LONDRES - Certains olympiens préfèrent se reposer afin de se consacrer entièrement à leur compétition. D'autres tiennent à savourer pleinement l'événement. La décision de participer ou non à la cérémonie d'ouverture des Jeux olympiques de Londres, vendredi soir, sera donc «un choix personnel» que fera chaque membre de l'équipe canadienne olympique.

«Des athlètes trouvent que ça sape leur énergie tandis que d'autres sont revigorés par la cérémonie», a noté cette semaine Mark Tewksbury, chef de mission de la délégation canadienne aux JO 2012. «C'est donc vraiment un choix personnel que chacun fait.»

Un choix, bien souvent, qui est dicté par le calendrier et l'endroit des compétitions. Même si le village des athlètes est situé à distance de marche du Stade olympique, ceux et celles qui participeront à la cérémonie ne s'endormiront pas avant une heure du matin puisque les festivités se termineront vers minuit. La plupart des athlètes qui se contenteront de suivre le tout à la télé sont donc ceux qui ont des compétitions dès samedi matin, ou encore dans des sites éloignés de Londres.

Ce sera le cas des joueuses de tennis Aleksandra Wozniak et Stéphanie Dubois, qui disputeront leur match de double dès samedi matin, à 11h30, au All England Club à Wimbledon, en banlieue de Londres. Elles devront donc troquer l'uniforme canadien pour les pyjamas.

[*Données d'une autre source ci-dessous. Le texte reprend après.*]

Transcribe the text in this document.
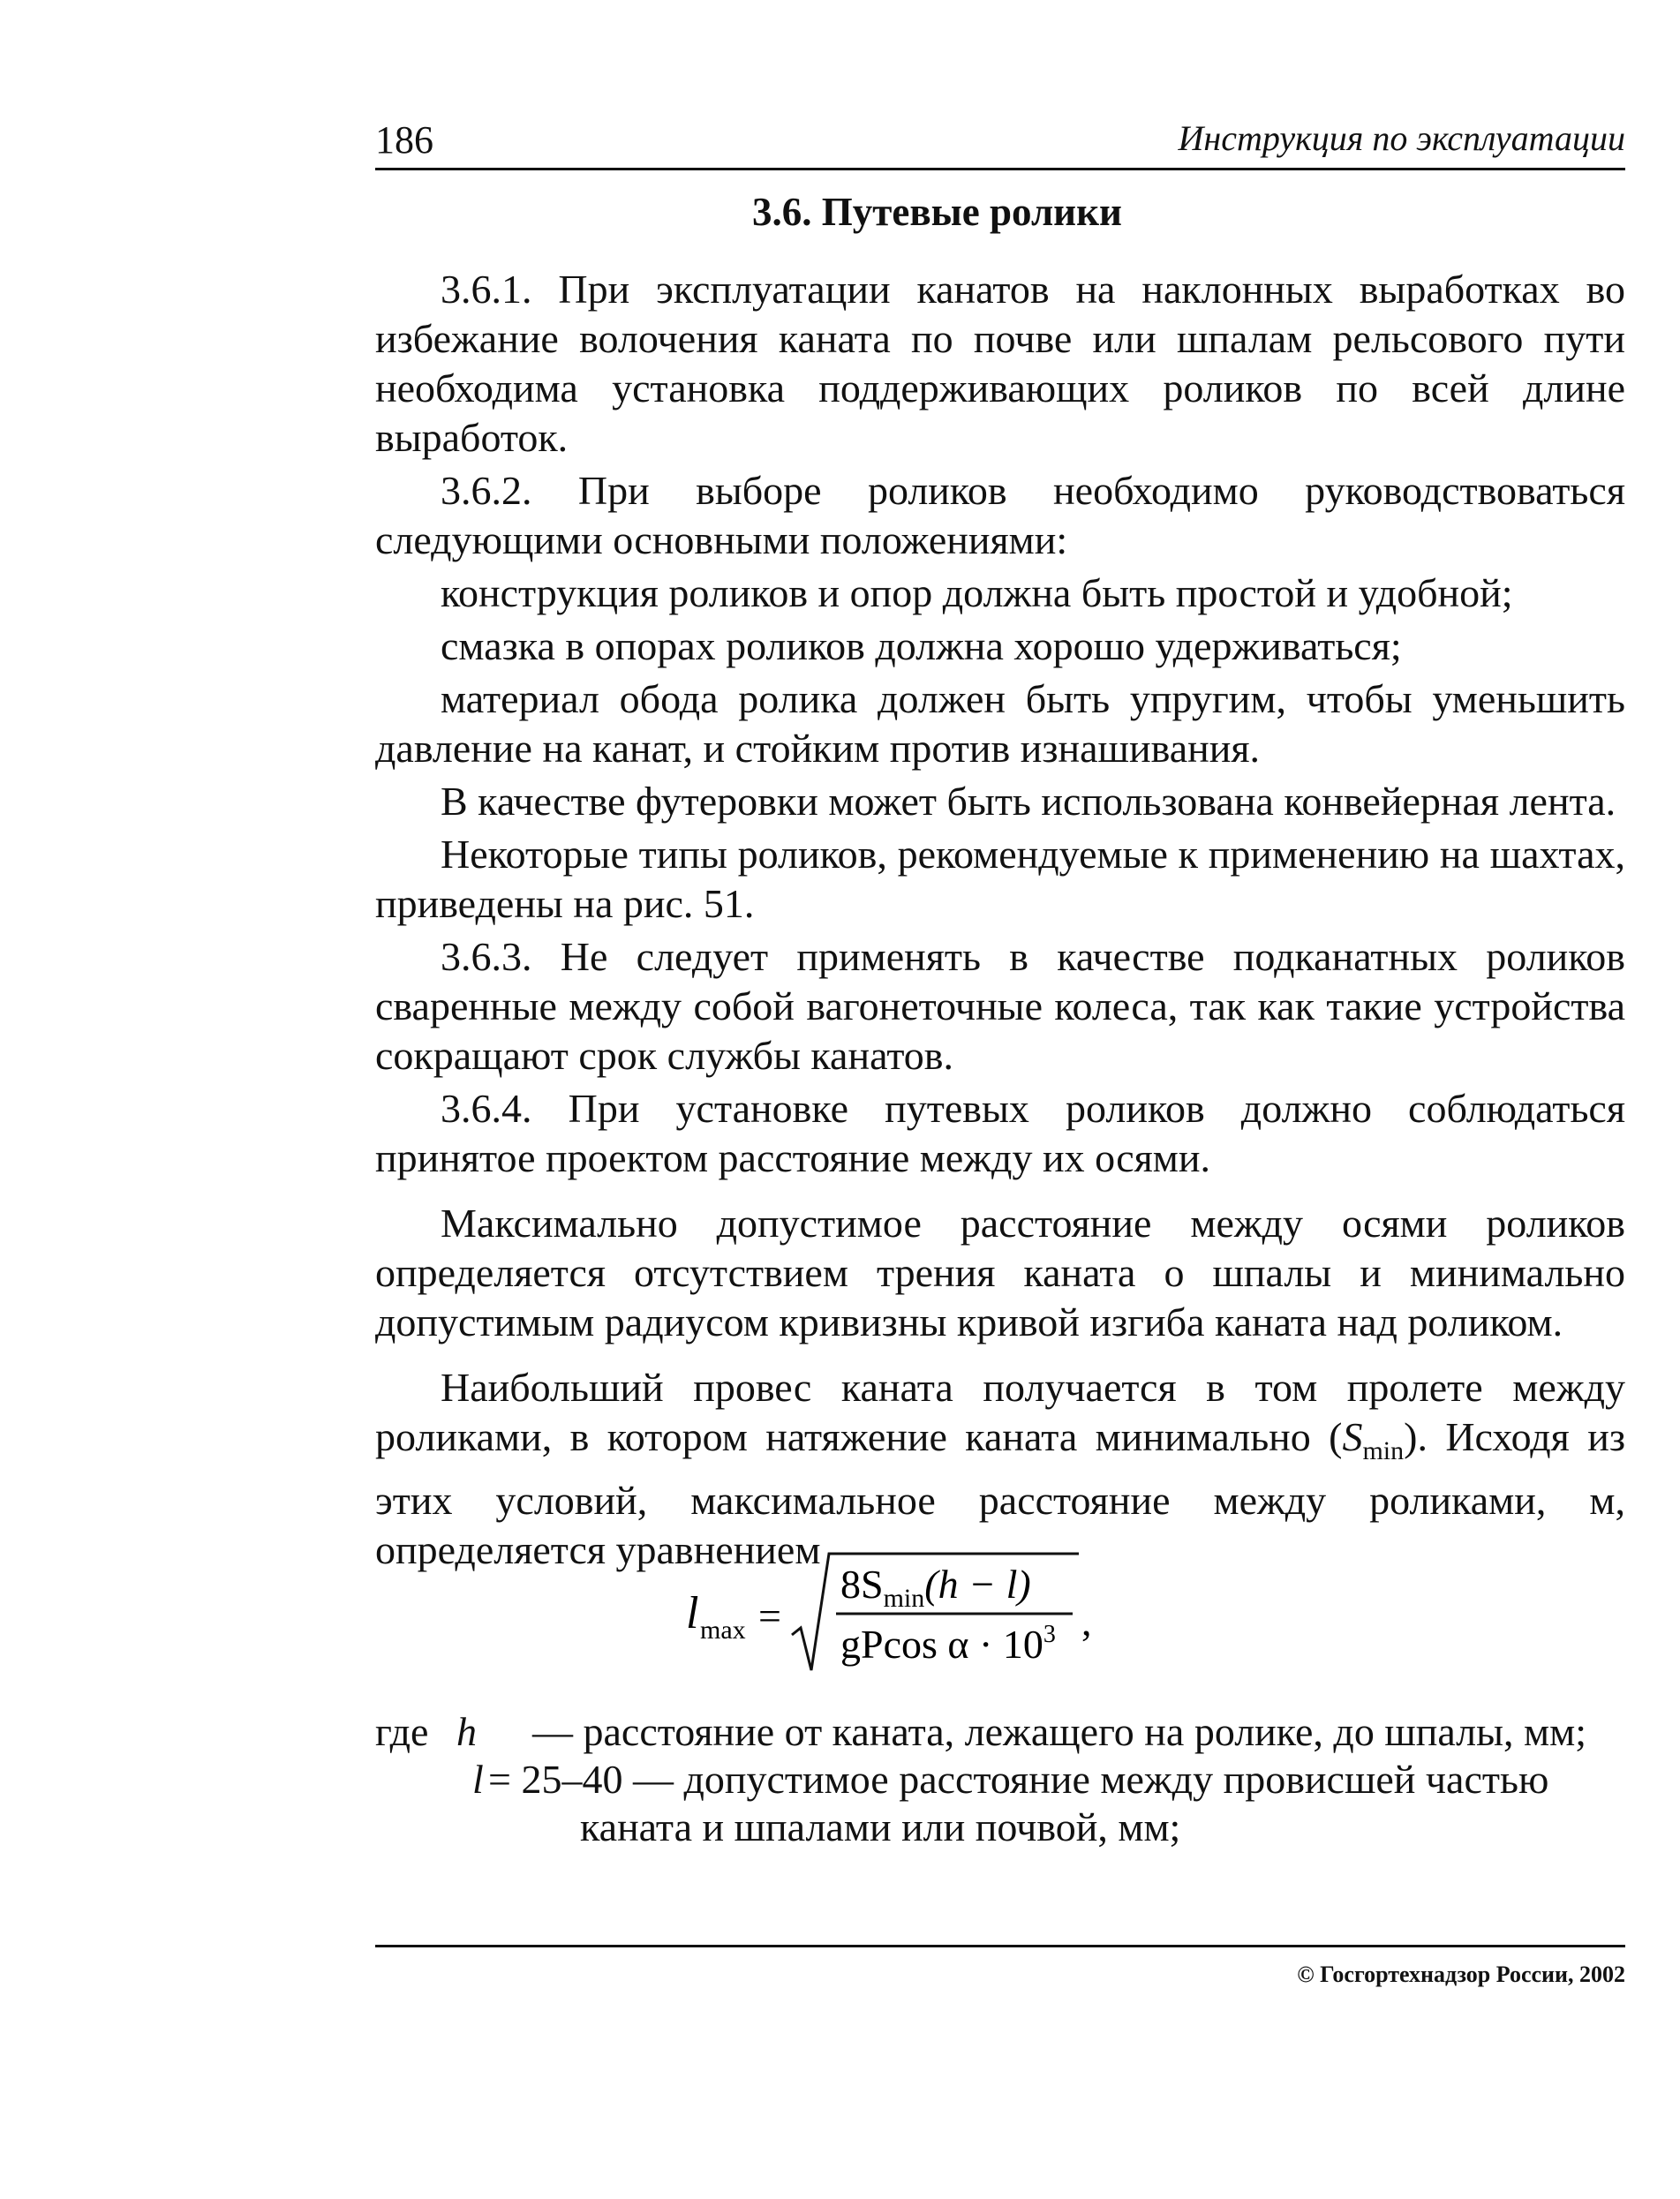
186	Инструкция по эксплуатации
3.6. Путевые ролики

3.6.1. При эксплуатации канатов на наклонных выработках во избежание волочения каната по почве или шпалам рельсового пути необходима установка поддерживающих роликов по всей длине выработок.

3.6.2. При выборе роликов необходимо руководствоваться следующими основными положениями:

конструкция роликов и опор должна быть простой и удобной;

смазка в опорах роликов должна хорошо удерживаться;

материал обода ролика должен быть упругим, чтобы уменьшить давление на канат, и стойким против изнашивания.

В качестве футеровки может быть использована конвейерная лента.

Некоторые типы роликов, рекомендуемые к применению на шахтах, приведены на рис. 51.

3.6.3. Не следует применять в качестве подканатных роликов сваренные между собой вагонеточные колеса, так как такие устройства сокращают срок службы канатов.

3.6.4. При установке путевых роликов должно соблюдаться принятое проектом расстояние между их осями.

Максимально допустимое расстояние между осями роликов определяется отсутствием трения каната о шпалы и минимально допустимым радиусом кривизны кривой изгиба каната над роликом.

Наибольший провес каната получается в том пролете между роликами, в котором натяжение каната минимально $(S_{min})$. Исходя из этих условий, максимальное расстояние между роликами, м, определяется уравнением

l max =
$8S_{min}(h - l)$
gPcos $\alpha \cdot 10^3$ ,
где h — расстояние от каната, лежащего на ролике, до шпалы, мм;
l = 25–40 — допустимое расстояние между провисшей частью
каната и шпалами или почвой, мм;
© Госгортехнадзор России, 2002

Et même si leur épreuve n'a lieu que dimanche, les plongeuses Émilie Heymans et Jennifer Abel ne participeront pas à la cérémonie d'ouverture non plus. Elles ne veulent pas compromettre leurs chances — qui sont excellentes — d'accéder au podium à l'occasion du 3 mètres synchro.

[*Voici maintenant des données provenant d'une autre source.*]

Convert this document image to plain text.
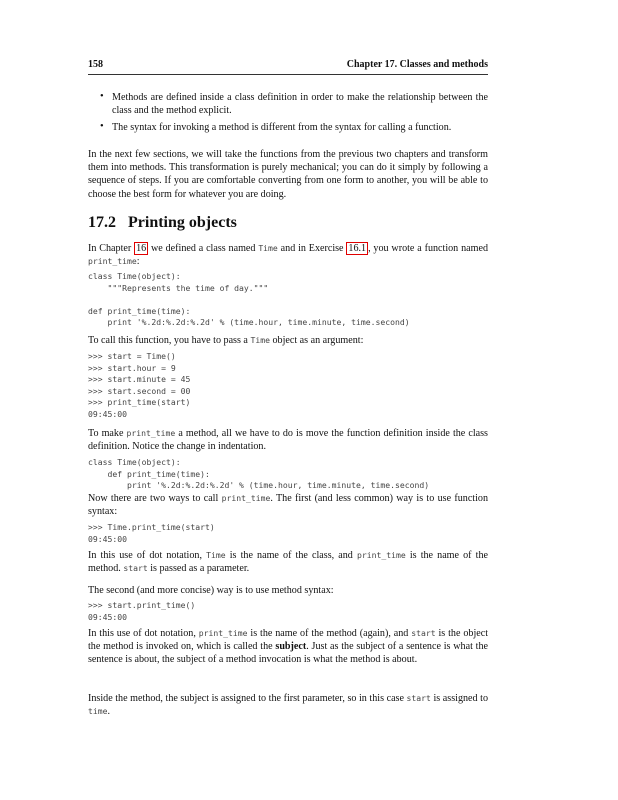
158	Chapter 17. Classes and methods
• Methods are defined inside a class definition in order to make the relationship between the class and the method explicit.
• The syntax for invoking a method is different from the syntax for calling a function.
In the next few sections, we will take the functions from the previous two chapters and transform them into methods. This transformation is purely mechanical; you can do it simply by following a sequence of steps. If you are comfortable converting from one form to another, you will be able to choose the best form for whatever you are doing.
17.2 Printing objects
In Chapter 16 we defined a class named Time and in Exercise 16.1 , you wrote a function named print_time:
class Time(object):
"""Represents the time of day."""

def print_time(time):
print '%.2d:%.2d:%.2d' % (time.hour, time.minute, time.second)
To call this function, you have to pass a Time object as an argument:
>>> start = Time()
>>> start.hour = 9
>>> start.minute = 45
>>> start.second = 00
>>> print_time(start)
09:45:00
To make print_time a method, all we have to do is move the function definition inside the class definition. Notice the change in indentation.
class Time(object):
def print_time(time):
print '%.2d:%.2d:%.2d' % (time.hour, time.minute, time.second)
Now there are two ways to call print_time. The first (and less common) way is to use function syntax:
>>> Time.print_time(start)
09:45:00
In this use of dot notation, Time is the name of the class, and print_time is the name of the method. start is passed as a parameter.
The second (and more concise) way is to use method syntax:
>>> start.print_time()
09:45:00
In this use of dot notation, print_time is the name of the method (again), and start is the object the method is invoked on, which is called the subject. Just as the subject of a sentence is what the sentence is about, the subject of a method invocation is what the method is about.
Inside the method, the subject is assigned to the first parameter, so in this case start is assigned to time.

«Le but premier des Jeux olympiques, c'est la performance, a souligné Tewksbury. C'est ce souvenir-là qui va te rester pour la vie et il y a quand même la cérémonie de fermeture. Et ça, c'est vraiment la fête des athlètes. Ce serait désolant de marcher pendant la cérémonie d'ouverture et ensuite le regretter parce que c'a eu un impact sur ta performance.»

Tewksbury, un ancien nageur, a d'ailleurs assisté à la cérémonie d'ouverture des Jeux de Barcelone en 1992 depuis la cafétéria du village des athlètes. Il a ensuite remporté l'or au 100 mètres dos.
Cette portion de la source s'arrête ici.